Update vertex buffer in non UI thread using DirectX11 - directx-11

I want to render a object with a dynamic vertex buffer and I do rendering in UI thread. I am thinking is it possible to change this vertex buffer content in a non UI thread using Map and Unmap.
Thanks.
YL

The Direct3D 11 multi-threading model is fairly simple:
Calls to the ID3D11Device are thread-safe (unless you used the D3D11_CREATE_DEVICE_SINGLETHREADED flag when you created the device). You can call the methods on this interface from any thread.
Calls to the ID3D11DeviceContext11 are not thread-safe, and you should only call methods on this interface for a given context from a single thread at a time.
This is why Map and Unmap are part of the ID3D11DeviceContext11 rather than ID3D11Device or on the ID3D11Resource itself like it was in Direct3D 10. The operation is inherently serial with other operations.
This means you should have a single thread using the immediate device context (and DXGI), and this should probably be the same thread as your main windows message pump (for the reasons covered in DirectX Graphics Infrastructure (DXGI): Best Practices.
You could Map on the same thread as the one using the immediate context, marshal the pointer to another thread, and then Unmap it from the original thread when that thread completes but this is highly unlikely to improve performance.
See Introduction to Multithreading in Direct3D 11

Related

What happens if you call glBufferData on a mapped buffer?

What happens if you call glBufferData on a buffer currently mapped with glMapBufferRange?

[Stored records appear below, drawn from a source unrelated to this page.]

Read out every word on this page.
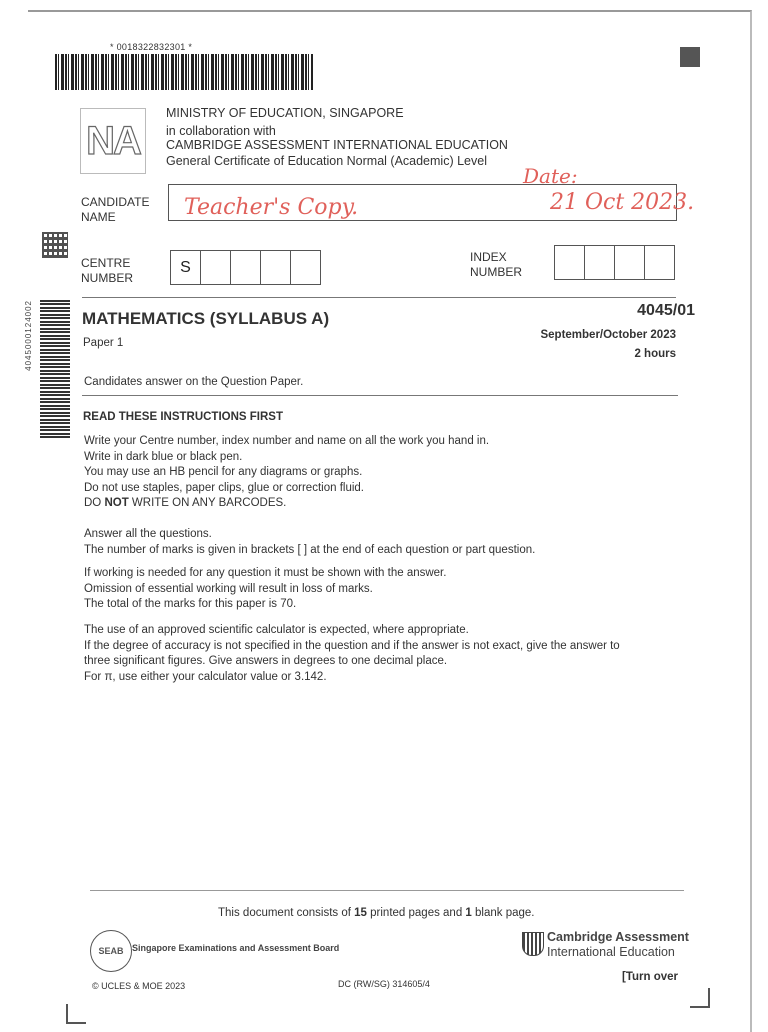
* 0018322832301 *
NA
MINISTRY OF EDUCATION, SINGAPORE
in collaboration with
CAMBRIDGE ASSESSMENT INTERNATIONAL EDUCATION
General Certificate of Education Normal (Academic) Level
Date:
CANDIDATE
NAME	Teacher's Copy.	21 Oct 2023.
CENTRE
NUMBER
S
INDEX
NUMBER
4045000124002	MATHEMATICS (SYLLABUS A)	4045/01
Paper 1
September/October 2023
2 hours
Candidates answer on the Question Paper.
READ THESE INSTRUCTIONS FIRST
Write your Centre number, index number and name on all the work you hand in.
Write in dark blue or black pen.
You may use an HB pencil for any diagrams or graphs.
Do not use staples, paper clips, glue or correction fluid.
DO NOT WRITE ON ANY BARCODES.
Answer all the questions.
The number of marks is given in brackets [ ] at the end of each question or part question.
If working is needed for any question it must be shown with the answer.
Omission of essential working will result in loss of marks.
The total of the marks for this paper is 70.
The use of an approved scientific calculator is expected, where appropriate.
If the degree of accuracy is not specified in the question and if the answer is not exact, give the answer to
three significant figures. Give answers in degrees to one decimal place.
For π, use either your calculator value or 3.142.
This document consists of 15 printed pages and 1 blank page.
SEAB Singapore Examinations and Assessment Board
Cambridge Assessment
International Education
© UCLES & MOE 2023	DC (RW/SG) 314605/4
[Turn over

I suggest it would be illegal, but I cannot find anything in the spec:
https://www.khronos.org/registry/OpenGL-Refpages/es3.0/html/glBufferData.xhtml
It is illegal in glDrawArrays spec.
Ok, additional challenge:
What if we have context resource sharing and the buffer is currently mapped in thread A with context A, then thread B on context B calls glBufferData on it?
For a single context scenario when glBufferData() is called then the existing buffer object is deleted, any active bindings of that resource in that context will be unbound, and any active mappings will be removed. If you call glUnmapBuffer() after glBufferData() from within the same context then you'll get a GL_INVALID_OPERATION error, because the state of the new version of the buffer is not initially mapped.
For a multi-context scenario it gets more complicated. OpenGL ES defines a weakly coherent state management model (to avoid expensive locking requirements on performance critical call paths).
Render state that belongs to the context (e.g. binding information, enable bits) is never modifiable by another context (can be implemented lockless).
Resource state that belongs to an object (e.g. buffers, samplers, textures) is weakly coherent. A context will see its own changes immediately, but only pick up changes written by another context when it binds the resource (only needs locking on bind changes).
Resource data payload is not coherent at all. If you want to ensure that data is available from one context in another then you must include manual synchronization between the threads.
Thread A calling glMapBuffer() will create a copy of the master state of Buffer "version 1", including a local state setting that the buffer is "mapped".
Thread B calling glBufferData() will create a new version of the buffer resource "version 2", but this will not impact the state held by Thread A which will continue to reflect the state at the time that the buffer was bound in thread A (version 1).
Thread A calling glUnmapBuffer() will work fine, because it will unmap buffer "version 1" (the mapped state is local to the Thread A context, and that still says the buffer is "mapped").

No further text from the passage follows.